South Dakotans have twice decisively voted to protect access to safe and legal abortion if and when a woman needs to consider it. Still, politicians in Pierre have spent a significant amount of time making access to abortion care more difficult.
As a result, the State of South Dakota has spent the better part of the last fifteen years tied up in litigation around unconstitutional laws that undermine women’s health care, and it has cost South Dakota taxpayers over a half a million dollars in fees, not to mention thousands of attorney hours and state resources.
On July 24, 2012, the U.S. Court of Appeals for the Eighth Circuit upheld a provision of a separate 2005 South Dakota state law requiring that a woman be told that by having an abortion she is subjecting herself to an increased risk of suicide and suicide ideation. Four judges dissented from the decision, with Judge Diana Murphy writing for the minority, “The most reliable evidence in the record shows that abortion does not have a causal relationship to the risk of suicide and that South Dakota's mandated advisory is not truthful, but actually misleading.”

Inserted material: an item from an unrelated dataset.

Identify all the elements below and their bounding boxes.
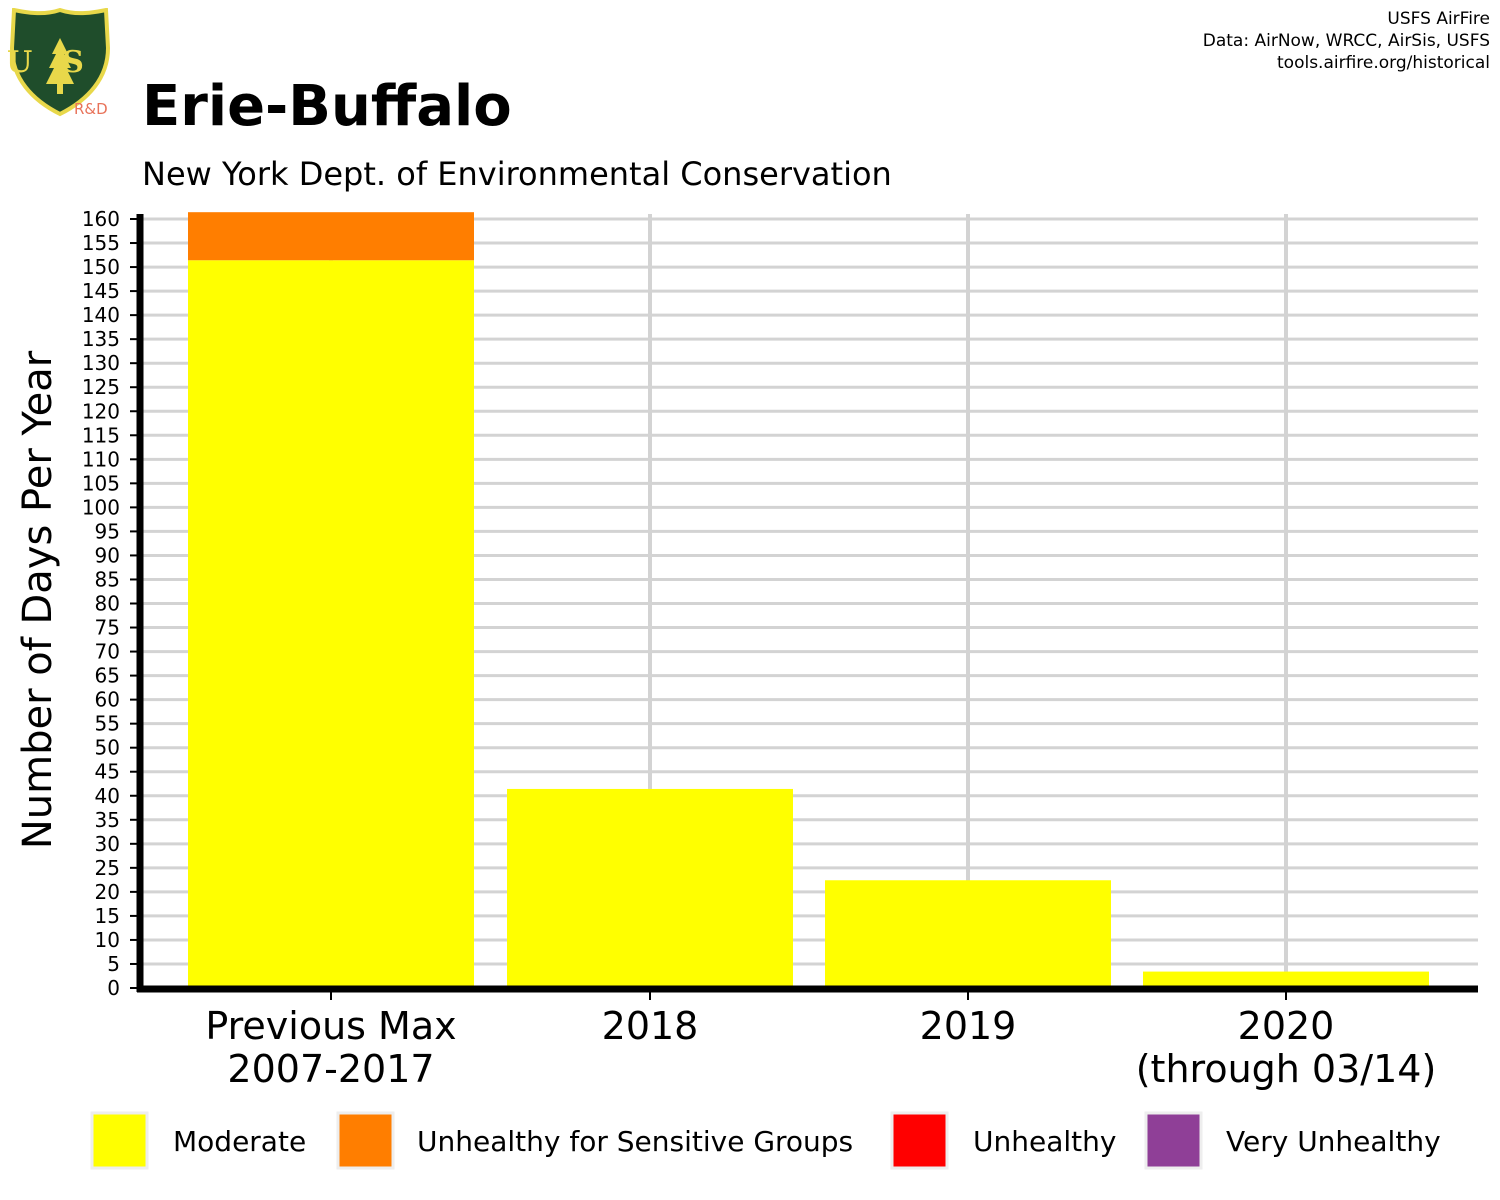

This type of interference by politicians in the patient-doctor relationship is more and more common as state legislatures around the country pass similar laws – a practice which, in a recent issue of the New England Journal of Medicine, the nation’s major leading medical organizations denounced as “inappropriate legislative interference” and noted that lawmakers “increasingly intrude into the realm of medical practice, often to satisfy political agendas without regard to established, evidence-based guidelines for care.”
For more than 80 years, Planned Parenthood Minnesota, North Dakota, South Dakota has worked in our region to make sure all people have the information and the means to make free and responsible decisions about whether and when to have children. Planned Parenthood operates 20 clinics in Minnesota and South Dakota and an Online Health Center, providing quality and affordable family planning, reproductive health care services and education to nearly 64,000 women and men each year.